Please provide the following info (tick the boxes after creating this topic):
Submission Type
Bug or Error
Feature Request
Documentation Issue
Question
Other
Workbench Version
Desktop App v0.44.8
CLI v0.21.3
Other
Host Machine operating system and location
Local Windows 11
Local Windows 10
Local macOS
Local Ubuntu 22.04
Remote Ubuntu 22.04
Other
The AI Workbench example readme’s document the memory size which is awesome . It is less awesome that none of the examples run on a single consumer card.
Can someone point me at a project that fits in 8gb, 12gb, 16gb or 20gb?
Are there any examples that run across multiple consumer cards in a machine.
Here is a full list of the example projects we offer.
The finetuning projects generally require more GPU compute, so it may be difficult to run those on a small consumer card (especially those dealing with NeMo Framework). The mistral finetuning project you may be able to fit as long as you run at lower quantization, eg. 4-bit. Additionally, the sdxl customization project may be able to run on a smaller consumer card as well, eg. 16gb or lower.

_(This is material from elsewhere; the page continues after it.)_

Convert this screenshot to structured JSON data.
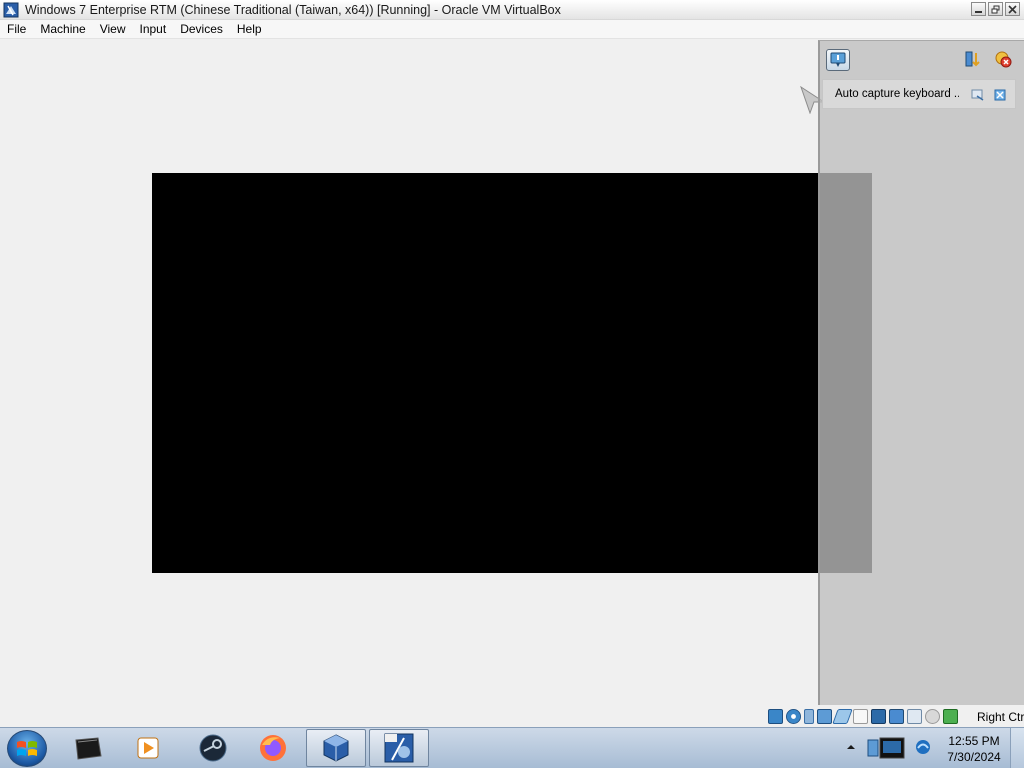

The Hybrid RAG project does not require a GPU if running with cloud endpoints; if you would like to inference with a model locally, you can quantize a smaller model down to 4 bits and fit it onto a 16gb or lower card.
The data science projects should be able to use smaller GPUs to accelerate libraries like pandas and sklearn.
You can assign multiple GPUs to a project under Environment > Hardware > GPUs. For many examples the default is 1, but this can be adjusted to assign more GPUs to a project at runtime.
Some README definitions may need updating but in general those are geared more towards recommended rather than minimum specs.
If working on a multi-GPU system, you can attach more GPUs to a project under Environment > Hardware. They should show up in the project container under nvidia-smi and you can use it to run models like any other multi GPU system.